No flag becomes an action without a human. The pipeline’s job is to make the investigator’s review fast and well-evidenced: present the structured finding, the source citations rendered in context, and the deterministic anomaly signals side by side. The reviewer confirms, dismisses, or escalates — and those decisions become labeled data to tune the system.

That feedback loop is where you control precision versus recall:

  • Tune for high precision at the top of the queue — the flags you route straight to investigators should be overwhelmingly real, or you burn human trust fast.
  • Keep a lower-confidence tier for analyst triage rather than discarding it, so you don’t silently drop true positives.
  • Track the operating point with honest metrics — precision, recall, and the false-positive rate per investigator-hour — and report them. “The AI found fraud” is a press release; “at this threshold, 7 of 10 top-tier flags were confirmed actionable” is an engineering result.

A workable rollout treats the LLM tier as a ranking and routing layer over a queue that humans already work, not a replacement for the humans.

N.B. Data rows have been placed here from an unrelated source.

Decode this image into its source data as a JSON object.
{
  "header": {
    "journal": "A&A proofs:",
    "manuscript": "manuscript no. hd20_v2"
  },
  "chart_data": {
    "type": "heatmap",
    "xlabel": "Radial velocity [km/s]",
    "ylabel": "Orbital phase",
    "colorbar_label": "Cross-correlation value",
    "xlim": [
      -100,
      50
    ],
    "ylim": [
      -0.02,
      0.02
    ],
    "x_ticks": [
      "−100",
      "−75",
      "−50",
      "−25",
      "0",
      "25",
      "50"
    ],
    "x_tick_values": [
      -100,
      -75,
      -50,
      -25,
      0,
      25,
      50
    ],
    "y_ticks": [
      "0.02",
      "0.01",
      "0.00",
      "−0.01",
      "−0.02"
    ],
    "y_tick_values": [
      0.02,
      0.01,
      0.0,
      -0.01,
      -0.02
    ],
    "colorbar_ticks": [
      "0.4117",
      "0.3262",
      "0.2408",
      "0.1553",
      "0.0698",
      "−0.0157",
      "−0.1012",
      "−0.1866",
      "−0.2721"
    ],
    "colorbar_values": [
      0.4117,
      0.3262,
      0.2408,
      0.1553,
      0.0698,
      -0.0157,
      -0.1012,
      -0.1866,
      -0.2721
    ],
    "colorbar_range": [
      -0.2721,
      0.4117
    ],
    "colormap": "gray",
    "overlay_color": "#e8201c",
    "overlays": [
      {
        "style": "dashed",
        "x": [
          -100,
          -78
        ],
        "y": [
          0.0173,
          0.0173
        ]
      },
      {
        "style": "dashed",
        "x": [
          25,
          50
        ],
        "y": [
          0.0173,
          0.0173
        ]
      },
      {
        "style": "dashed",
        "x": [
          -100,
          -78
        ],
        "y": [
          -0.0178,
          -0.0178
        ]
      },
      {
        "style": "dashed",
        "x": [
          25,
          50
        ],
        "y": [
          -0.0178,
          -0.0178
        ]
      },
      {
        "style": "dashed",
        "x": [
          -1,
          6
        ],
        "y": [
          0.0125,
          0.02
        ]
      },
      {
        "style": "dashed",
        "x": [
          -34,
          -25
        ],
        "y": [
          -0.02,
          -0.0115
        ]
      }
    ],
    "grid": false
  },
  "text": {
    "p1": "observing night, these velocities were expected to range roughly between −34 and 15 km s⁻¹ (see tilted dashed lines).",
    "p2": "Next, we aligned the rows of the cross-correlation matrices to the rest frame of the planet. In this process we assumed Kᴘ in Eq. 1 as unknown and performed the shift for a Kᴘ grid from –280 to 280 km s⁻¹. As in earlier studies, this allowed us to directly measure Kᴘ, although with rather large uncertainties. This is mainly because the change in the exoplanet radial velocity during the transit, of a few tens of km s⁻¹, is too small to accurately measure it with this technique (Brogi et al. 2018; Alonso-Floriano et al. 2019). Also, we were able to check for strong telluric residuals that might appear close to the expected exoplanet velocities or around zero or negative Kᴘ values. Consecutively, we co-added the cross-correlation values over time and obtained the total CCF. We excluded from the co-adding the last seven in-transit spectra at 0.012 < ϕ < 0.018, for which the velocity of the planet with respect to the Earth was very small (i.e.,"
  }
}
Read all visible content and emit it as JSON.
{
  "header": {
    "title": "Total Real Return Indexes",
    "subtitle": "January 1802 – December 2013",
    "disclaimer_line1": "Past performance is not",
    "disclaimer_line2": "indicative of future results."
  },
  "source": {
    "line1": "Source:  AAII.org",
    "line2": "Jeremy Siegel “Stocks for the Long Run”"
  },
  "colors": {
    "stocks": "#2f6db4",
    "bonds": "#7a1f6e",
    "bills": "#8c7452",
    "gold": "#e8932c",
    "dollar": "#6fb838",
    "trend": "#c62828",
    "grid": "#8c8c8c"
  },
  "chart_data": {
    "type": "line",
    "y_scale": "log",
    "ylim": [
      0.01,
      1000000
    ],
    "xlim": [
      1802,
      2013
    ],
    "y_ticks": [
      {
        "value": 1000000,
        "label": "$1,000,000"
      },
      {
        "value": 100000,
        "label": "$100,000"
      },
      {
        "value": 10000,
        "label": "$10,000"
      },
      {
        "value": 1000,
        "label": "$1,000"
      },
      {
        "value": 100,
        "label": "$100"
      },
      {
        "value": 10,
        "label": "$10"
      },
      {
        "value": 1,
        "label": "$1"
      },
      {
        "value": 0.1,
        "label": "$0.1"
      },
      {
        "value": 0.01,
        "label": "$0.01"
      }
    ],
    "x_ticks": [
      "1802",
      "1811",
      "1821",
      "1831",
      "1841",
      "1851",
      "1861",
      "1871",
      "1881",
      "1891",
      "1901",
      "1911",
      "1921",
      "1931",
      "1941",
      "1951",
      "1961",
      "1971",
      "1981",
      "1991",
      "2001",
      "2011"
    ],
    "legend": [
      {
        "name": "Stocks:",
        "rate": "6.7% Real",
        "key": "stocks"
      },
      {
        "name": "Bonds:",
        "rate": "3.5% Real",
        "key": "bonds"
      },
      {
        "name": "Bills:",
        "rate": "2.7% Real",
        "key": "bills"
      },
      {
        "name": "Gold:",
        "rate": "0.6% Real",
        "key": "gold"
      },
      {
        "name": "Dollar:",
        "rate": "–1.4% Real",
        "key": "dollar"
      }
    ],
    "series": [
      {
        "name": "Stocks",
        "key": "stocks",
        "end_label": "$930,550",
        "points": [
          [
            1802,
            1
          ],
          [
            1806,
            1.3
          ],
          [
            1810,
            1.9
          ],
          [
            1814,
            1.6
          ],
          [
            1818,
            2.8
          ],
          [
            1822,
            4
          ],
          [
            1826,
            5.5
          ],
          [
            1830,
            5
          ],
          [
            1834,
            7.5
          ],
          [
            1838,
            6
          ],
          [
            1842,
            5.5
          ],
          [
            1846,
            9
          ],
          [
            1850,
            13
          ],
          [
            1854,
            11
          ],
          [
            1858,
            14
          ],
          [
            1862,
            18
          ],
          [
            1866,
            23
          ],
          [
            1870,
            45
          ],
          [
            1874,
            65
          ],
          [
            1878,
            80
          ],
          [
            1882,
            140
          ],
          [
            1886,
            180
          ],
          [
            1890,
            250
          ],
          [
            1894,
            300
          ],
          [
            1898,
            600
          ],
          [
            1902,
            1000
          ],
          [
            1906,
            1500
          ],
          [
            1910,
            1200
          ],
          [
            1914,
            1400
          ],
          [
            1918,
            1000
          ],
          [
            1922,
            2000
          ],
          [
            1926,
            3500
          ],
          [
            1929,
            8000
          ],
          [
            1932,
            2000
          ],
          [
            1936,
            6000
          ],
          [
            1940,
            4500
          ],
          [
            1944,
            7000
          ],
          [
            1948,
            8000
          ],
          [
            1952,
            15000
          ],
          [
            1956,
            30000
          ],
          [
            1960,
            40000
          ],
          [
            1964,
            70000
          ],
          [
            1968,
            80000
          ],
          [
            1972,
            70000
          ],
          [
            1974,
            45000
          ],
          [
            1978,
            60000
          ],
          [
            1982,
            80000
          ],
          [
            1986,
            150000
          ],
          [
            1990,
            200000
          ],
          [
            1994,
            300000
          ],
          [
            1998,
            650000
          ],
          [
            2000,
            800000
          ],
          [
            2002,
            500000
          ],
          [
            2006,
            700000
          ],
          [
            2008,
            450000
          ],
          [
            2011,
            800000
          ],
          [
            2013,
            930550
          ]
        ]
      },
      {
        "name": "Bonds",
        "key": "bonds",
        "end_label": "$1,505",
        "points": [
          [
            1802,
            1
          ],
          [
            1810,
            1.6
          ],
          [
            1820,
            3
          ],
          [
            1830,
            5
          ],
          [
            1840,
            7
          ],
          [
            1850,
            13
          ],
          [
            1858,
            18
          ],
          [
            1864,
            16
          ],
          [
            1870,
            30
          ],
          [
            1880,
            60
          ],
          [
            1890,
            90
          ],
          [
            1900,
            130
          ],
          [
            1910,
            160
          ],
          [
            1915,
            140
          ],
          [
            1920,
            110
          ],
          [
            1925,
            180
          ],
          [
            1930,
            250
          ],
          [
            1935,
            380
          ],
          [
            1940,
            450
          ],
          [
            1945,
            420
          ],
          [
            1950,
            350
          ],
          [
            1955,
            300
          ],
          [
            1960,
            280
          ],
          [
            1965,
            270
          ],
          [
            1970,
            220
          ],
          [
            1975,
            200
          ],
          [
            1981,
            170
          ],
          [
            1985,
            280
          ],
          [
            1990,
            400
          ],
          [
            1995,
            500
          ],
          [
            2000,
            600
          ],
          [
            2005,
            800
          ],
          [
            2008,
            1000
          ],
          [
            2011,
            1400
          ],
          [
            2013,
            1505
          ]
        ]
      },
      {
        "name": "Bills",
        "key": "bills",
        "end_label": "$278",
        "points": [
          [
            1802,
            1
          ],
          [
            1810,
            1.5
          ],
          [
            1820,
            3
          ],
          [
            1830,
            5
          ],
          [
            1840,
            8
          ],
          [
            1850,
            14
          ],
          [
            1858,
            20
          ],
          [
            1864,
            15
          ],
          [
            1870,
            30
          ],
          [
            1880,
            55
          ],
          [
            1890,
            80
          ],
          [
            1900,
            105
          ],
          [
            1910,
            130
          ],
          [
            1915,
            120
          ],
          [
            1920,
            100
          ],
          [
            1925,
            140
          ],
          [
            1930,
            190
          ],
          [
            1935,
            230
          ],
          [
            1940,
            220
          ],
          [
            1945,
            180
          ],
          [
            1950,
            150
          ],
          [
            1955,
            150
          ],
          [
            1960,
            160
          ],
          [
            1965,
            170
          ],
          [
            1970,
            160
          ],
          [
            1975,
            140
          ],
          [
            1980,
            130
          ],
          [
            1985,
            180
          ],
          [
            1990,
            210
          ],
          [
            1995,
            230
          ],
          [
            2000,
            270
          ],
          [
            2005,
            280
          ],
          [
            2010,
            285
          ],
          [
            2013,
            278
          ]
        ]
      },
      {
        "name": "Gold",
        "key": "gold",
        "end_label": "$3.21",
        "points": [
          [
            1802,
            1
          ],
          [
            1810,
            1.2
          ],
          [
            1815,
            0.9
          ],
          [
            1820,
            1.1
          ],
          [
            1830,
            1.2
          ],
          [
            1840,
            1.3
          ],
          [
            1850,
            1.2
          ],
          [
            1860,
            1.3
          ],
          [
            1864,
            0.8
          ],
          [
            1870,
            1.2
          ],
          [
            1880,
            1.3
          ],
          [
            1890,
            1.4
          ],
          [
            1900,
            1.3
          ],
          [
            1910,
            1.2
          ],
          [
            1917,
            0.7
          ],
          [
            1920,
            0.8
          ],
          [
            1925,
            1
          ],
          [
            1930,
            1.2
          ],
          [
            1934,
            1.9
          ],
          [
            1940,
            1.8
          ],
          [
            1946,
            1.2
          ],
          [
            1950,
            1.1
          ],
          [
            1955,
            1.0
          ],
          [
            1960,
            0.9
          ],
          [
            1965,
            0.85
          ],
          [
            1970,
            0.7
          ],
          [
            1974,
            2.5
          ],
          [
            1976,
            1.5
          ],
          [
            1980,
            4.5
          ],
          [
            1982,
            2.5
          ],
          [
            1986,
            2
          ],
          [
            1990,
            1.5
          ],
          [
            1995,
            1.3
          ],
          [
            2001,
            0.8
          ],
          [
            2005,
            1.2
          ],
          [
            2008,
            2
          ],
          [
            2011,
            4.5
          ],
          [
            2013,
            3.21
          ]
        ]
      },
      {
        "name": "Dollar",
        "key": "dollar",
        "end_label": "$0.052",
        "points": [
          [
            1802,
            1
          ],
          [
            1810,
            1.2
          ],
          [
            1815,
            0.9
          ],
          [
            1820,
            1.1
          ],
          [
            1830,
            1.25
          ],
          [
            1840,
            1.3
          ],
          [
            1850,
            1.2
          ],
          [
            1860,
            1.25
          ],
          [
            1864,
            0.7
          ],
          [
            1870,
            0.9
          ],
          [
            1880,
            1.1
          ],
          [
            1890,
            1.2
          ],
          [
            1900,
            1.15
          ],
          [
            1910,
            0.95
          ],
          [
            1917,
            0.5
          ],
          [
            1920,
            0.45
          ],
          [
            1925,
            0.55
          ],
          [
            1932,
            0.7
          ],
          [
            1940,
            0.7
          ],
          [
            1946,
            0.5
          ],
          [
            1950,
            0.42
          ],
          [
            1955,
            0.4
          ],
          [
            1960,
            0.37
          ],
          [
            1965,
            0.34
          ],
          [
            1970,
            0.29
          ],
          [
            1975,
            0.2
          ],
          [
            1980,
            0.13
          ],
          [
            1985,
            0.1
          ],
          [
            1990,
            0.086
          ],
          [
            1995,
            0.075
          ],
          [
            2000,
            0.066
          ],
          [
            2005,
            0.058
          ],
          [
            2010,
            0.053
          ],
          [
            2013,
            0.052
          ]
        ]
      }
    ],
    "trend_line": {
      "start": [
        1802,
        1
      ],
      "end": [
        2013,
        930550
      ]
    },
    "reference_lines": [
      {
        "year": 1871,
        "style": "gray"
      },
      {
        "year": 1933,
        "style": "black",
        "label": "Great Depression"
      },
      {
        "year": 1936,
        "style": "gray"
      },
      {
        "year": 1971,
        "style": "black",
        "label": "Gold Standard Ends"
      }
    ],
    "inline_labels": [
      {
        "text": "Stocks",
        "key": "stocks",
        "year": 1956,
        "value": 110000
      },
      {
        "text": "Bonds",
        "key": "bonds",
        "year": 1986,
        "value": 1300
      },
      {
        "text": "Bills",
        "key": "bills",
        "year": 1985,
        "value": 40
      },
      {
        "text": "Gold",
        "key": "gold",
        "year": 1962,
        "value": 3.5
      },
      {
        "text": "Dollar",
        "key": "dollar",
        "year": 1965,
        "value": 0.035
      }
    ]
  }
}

That is also the legally and ethically defensible posture: the consequence — a funding action against a state — is taken by an accountable official looking at sourced evidence, not by a model.

Auditability and governance#

A system that accuses states of misspending federal money has to be able to explain itself months later. Build for that from day one:

  • Log everything: the retrieved chunks, the exact prompt, the model and version, the raw structured output, and the human disposition. You need to reconstruct why a flag fired long after the fact.
  • Pin model versions. A silent model update can shift your operating point overnight; treat the model like any other dependency with a version and a changelog.
  • Hold a human-decision boundary between any model output and any real-world consequence, and make that boundary an explicit, logged step.
  • Red-team for bias and adversarial text. Test whether the pipeline systematically over-flags certain states or report formats, and whether crafted wording can suppress a true finding.

The honest takeaway#

Running ChatGPT over audit reports is not magic, and it is not, by itself, fraud detection. What it is — done right — is a force multiplier on retrieval and reading: a way to turn thousands of impenetrable PDFs into a ranked, sourced, reviewable queue so that scarce human investigators spend their time on the cases most likely to be real. The engineering that matters is unglamorous: structure-aware retrieval, schema-bound extraction, programmatic citation checks, deterministic anomaly logic, and a hard human-decision boundary with measured precision and recall. Get those right and an LLM meaningfully shrinks the haystack. Skip them and you have built a very expensive, very confident generator of accusations no one should act on. The line between the two is entirely in how you wire the pipeline — and it is the same line, for the same reasons, whether the documents are state audits, insurance claims, or procurement records.